The Maddux claim for contribution must be rejected.
The Government's claim for contribution from Maddux individually with respect to the Government's liability for the death of Mrs. Maddux will be rejected likewise. Before the Government would be entitled to the contribution which it seeks it must appear that both it and Maddux had a common liability on account of the death of Mrs. Maddux. Mr. and Mrs. Maddux were returning to Walnut Ridge after having visited their daughter in Texas; they were riding in his car, and he was driving.

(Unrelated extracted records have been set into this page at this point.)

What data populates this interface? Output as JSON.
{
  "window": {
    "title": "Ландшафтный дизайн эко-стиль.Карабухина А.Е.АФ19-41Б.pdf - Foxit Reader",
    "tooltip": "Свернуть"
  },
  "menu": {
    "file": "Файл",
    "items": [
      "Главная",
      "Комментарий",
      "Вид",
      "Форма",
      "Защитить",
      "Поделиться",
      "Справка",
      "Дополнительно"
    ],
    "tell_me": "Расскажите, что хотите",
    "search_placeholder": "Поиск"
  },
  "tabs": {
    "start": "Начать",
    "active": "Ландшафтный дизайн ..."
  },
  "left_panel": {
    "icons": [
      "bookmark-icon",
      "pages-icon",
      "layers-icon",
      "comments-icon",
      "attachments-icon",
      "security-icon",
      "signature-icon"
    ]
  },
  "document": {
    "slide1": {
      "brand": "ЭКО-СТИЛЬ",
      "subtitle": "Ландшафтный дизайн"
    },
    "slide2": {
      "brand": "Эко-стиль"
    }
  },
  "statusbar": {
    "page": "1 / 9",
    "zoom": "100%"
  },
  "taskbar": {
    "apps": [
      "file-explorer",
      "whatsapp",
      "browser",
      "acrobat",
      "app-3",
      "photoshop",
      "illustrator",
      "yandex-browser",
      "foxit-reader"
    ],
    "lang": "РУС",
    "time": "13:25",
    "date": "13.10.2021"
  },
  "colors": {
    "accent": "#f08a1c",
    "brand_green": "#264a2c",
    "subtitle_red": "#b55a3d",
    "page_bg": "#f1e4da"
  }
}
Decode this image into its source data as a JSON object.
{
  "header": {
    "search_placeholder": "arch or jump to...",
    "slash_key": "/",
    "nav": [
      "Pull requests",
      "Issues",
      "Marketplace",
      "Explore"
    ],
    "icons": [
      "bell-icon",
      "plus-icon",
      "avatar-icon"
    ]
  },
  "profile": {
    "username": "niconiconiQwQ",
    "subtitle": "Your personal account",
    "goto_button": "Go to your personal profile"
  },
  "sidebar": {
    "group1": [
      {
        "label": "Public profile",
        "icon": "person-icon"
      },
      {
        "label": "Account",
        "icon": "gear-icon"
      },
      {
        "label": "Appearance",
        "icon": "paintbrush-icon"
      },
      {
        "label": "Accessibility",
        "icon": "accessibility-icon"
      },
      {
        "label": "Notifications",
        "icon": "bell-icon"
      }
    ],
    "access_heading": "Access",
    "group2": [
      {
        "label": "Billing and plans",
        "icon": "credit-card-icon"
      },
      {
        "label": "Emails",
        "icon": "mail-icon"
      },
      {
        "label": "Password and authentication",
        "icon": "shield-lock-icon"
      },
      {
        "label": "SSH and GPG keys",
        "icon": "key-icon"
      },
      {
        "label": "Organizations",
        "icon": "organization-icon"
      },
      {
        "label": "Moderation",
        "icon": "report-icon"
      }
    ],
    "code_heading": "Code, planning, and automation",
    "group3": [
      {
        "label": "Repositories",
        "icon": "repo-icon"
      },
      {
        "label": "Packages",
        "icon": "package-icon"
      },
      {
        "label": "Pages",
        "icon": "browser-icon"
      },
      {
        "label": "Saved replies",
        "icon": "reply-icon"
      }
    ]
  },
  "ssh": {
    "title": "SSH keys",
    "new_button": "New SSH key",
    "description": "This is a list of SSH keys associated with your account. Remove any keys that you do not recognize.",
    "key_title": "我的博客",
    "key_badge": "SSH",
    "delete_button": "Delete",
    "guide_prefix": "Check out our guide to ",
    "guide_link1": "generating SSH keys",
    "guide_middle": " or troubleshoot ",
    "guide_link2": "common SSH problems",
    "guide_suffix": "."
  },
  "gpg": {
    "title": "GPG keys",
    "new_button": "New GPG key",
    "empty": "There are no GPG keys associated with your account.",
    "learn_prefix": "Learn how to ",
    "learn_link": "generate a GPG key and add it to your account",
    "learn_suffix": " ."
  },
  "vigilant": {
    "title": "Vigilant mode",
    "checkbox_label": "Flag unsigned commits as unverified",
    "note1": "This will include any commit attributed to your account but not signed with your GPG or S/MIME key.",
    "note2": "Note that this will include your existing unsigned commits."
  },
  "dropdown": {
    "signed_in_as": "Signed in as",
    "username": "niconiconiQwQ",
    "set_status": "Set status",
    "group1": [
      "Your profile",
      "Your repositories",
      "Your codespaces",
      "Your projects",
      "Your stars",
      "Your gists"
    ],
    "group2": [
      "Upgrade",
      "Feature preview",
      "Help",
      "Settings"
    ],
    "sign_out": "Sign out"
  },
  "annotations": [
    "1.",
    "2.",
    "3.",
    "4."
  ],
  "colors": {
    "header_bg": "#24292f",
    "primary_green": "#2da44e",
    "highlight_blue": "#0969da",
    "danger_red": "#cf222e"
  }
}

The status of Mrs. Maddux would appear to have been that of a guest in her husband's car; there is nothing to indicate that Mr. Maddux was driving in such a manner that the guest statute would be inapplicable to any claim which Mrs. Maddux might have advanced against him. Therefore, Mr. Maddux had no liability to the personal representative of Mrs. Maddux, and the Government is not entitled to contribution from him. Cf. Troutman v. Modlin, 8 Cir., 353 F.2d 382.
A judgment in accordance with the foregoing will be entered.